“Simply let your ‘Yes’ be ‘Yes,’ and your ‘No,’ ‘No’; anything beyond this comes from the evil one.” Matthew 5:37
“Maybe” used to be a word of promise to me. When I was growing up, if Mom or Dad answered a question with “maybe”, it didn’t mean it was certain, but it was a word of possibilities. Usually good possibilities. I liked maybe. Maybe usually worked in my favor. There were generally strings or conditions to turn a maybe into a yes, but they were given up front and if those strings or conditions were met, the “maybe” became a “yes.” Or from my point of view, a “YES!!!!”
But now it seems we have become a people of maybe….and not in a good way. Not in a way where the word holds excitement and possibilities. Nowadays it seems perhaps maybe has become just a wimpy “no.”
You know we do it….we say “maybe” sometimes because it’s hard to commit. Sometimes we are waiting for a better offer. Sometimes we just don’t want to do it and don’t know how to say no. Sometimes we harbor fears that noone knows about…. periods of depression or social anxiety and are not sure if we are able to be a “yes” on that day. Sometimes we are exhausted and at the end of our rope and don’t want to be around other people. Sometimes we want to spend time with you, but not doing what you want to do, and don’t know how to approach you with an alternative. Sometimes you have been a pain to be around and we are avoiding you. Sometimes we are just inconsiderate and our mind is on overload…and we just don’t want to think about whether it works in our schedule or think about whether we really want to do it and aren’t really thinking about the fact that you are waiting for an answer and that our answer impacts your life too. (And yes, I have been guilty of this……and I am sorry! It’s embarrassing when I realizedI have done it …even worse to know I may have done it and it really did slip my mind…and I just may not have apologized sufficiently…or at all! Am I allowed to call “menopausal” on this one? No, I wouldn’t let me either.)
I feel like I spend a lot of my life on hold…..waiting to see what other people are going to do. Don’t you? When they will make their decision as to what “maybe” will mean. Because “maybe” is not a permanent word. It’s a place holder. At some point it turns into a yes or a no. Sometimes by default. Often someone is waiting patiently for that answer from you, putting their plans on hold in hope that you come back with a “yes”. Your maybe can be the prelude to a hurt heart or hurt feelings or a last minute panic because they have to adjust their plans when you wait until the last minute to actually give a real answer.
And then there is the last minute cancellation. Often these are because someone meant maybe, but said “yes.” Lately this seems to happen to me often. Are people more lax in their commitments or is there something else going on? You receive a firm commitment from someone, you’re all prepared and ready to go, excited about your plans, and you get that last minute call. Sick, tired, over-extended, still at work, no money, going with someone else. Or the latest trend seems to be…..they just “forget” they committed and don’t call or show up or ever apologize. After a while you don’t bother to call them to see what is going on. You know it has happened again and it will lead to that awkward “Oh I am so sorry I forgot” conversation…and it has happened enough that you doubt whether they really forgot (they usually have a good memory for other things) and just don’t want to have to be disappointed in them. Because they are our friends, right?
I think we still get our hopes up when we hear the word “maybe.” We still think it is a possibility. Even if it is said with no intent of ever being anything but a “no”….for some reason we think if they meant “no” they would have said it. Not a bad logic, but unfortunately often not the truth. If your answer is “no”, isn’t “maybe” the crueler answer? (Yes, in some ways we never leave the immature world of seventh grade and forget it is time to be a grownup.)
The word maybe not only impacts the lives of others around us, it impacts our own lives.
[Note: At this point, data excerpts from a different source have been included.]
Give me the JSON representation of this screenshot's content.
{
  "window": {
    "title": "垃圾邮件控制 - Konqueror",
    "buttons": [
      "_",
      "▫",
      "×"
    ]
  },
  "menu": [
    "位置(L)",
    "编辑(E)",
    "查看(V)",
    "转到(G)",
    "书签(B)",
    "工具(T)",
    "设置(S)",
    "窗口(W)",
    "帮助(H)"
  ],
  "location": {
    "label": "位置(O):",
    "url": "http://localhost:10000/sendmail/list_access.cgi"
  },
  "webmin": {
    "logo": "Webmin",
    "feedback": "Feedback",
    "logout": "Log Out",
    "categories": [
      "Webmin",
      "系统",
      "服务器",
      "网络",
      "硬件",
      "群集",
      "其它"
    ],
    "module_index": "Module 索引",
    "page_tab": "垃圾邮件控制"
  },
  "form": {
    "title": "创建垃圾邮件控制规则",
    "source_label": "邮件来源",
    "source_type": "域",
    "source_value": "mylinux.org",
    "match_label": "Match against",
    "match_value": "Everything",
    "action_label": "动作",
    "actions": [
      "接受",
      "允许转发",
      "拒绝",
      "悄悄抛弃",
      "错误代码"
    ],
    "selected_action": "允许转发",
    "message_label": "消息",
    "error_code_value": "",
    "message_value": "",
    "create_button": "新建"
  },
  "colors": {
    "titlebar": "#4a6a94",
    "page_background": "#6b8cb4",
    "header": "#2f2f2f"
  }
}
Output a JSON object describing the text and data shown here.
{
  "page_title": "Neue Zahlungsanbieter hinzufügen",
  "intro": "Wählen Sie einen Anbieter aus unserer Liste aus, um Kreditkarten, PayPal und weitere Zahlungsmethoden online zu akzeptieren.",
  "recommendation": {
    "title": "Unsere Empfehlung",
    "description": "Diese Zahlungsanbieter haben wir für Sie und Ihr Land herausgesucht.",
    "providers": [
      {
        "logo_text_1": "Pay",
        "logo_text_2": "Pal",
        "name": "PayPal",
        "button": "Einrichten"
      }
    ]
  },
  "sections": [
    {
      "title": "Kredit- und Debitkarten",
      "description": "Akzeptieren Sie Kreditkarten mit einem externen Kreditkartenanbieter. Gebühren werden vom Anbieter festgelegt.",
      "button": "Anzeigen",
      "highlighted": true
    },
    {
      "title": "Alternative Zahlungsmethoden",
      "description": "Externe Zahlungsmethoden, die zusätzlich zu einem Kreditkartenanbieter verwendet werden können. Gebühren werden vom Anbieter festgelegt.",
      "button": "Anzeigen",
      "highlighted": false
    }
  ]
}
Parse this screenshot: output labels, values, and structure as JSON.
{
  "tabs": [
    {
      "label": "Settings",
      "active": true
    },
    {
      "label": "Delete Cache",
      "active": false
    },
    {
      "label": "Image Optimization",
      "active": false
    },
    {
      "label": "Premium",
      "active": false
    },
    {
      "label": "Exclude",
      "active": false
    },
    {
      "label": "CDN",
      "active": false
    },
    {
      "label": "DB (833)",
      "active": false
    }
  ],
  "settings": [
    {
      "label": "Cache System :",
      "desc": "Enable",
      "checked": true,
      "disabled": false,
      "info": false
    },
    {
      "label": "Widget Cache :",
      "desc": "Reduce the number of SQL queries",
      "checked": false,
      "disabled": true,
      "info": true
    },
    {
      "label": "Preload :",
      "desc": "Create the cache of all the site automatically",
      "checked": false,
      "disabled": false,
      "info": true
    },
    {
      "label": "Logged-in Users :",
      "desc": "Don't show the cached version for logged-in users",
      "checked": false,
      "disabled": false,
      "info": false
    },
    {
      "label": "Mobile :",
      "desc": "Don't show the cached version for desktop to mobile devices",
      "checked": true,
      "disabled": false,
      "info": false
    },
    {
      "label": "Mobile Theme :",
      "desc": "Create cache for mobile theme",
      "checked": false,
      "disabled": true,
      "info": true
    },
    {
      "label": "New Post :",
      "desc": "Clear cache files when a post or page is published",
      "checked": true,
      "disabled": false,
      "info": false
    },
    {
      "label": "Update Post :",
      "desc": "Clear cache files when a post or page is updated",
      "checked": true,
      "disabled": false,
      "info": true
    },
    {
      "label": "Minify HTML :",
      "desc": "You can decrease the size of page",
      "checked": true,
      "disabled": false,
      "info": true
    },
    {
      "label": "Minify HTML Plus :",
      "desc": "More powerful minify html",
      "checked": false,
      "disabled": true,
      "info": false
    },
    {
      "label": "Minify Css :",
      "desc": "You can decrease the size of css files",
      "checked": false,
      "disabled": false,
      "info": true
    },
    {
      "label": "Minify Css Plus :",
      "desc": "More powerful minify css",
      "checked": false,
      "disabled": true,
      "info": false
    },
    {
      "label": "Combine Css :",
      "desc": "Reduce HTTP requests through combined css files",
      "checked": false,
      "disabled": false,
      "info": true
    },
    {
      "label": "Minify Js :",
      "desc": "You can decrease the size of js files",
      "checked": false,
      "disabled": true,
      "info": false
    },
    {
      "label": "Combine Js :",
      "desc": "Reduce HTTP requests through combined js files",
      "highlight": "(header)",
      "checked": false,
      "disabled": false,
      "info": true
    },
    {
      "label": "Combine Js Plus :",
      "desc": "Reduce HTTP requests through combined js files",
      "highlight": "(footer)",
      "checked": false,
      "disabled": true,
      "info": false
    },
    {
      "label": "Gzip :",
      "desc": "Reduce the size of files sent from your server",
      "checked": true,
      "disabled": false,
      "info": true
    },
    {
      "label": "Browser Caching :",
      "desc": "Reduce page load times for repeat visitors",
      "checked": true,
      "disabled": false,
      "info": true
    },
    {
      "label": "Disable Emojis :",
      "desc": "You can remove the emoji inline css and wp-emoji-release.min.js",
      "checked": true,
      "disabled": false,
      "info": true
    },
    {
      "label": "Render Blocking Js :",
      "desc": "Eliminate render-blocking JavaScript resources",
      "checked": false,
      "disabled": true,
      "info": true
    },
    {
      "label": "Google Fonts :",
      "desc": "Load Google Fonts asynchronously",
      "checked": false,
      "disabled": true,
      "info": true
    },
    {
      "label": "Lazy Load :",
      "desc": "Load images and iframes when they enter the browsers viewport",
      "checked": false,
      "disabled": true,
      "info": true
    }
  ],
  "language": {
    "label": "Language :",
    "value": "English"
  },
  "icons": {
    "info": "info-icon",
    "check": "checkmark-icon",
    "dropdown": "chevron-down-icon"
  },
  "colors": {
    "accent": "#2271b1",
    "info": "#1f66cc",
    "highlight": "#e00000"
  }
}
How many things are in our “maybe” folder, that we should move to our “yes” or “no” permanent files? How many things stay in “maybe” status because of our fear? How much of our life do we “maybe” away? (In other words instead of “doing” or “trying” we stay home curled up on our couch because we are afraid to say “yes.”) Do we really want to live our lives in the land of maybe?
We should resolve to not use wimp and weak words…..and that includes the word maybe. “Maybe” is not always evil and it does have its place. It can be very useful. Sometimes we need placeholders. We need to pause and think about things and not give flippant answers. But as my parents used to do, there should be strings or conditions stated when we use the word (even if only stated to ourselves.) Ultimately we need to make it a “yes” or “no”. We should make a deadline for a real answer that we actually stick to. A deadline that doesn’t inconvenience others. A quick “no” is a whole lot kinder than a drawn-out maybe….especially when you know it is your answer. Trust me….most of us prefer it to the limbo that “maybe” traps us in. We may be disappointed, but it is a kinder way to treat someone. Or another idea….how about getting out of your comfort zone, be bold, live a grown up life, try a “yes,” and stick to your commitment? Just a suggestion.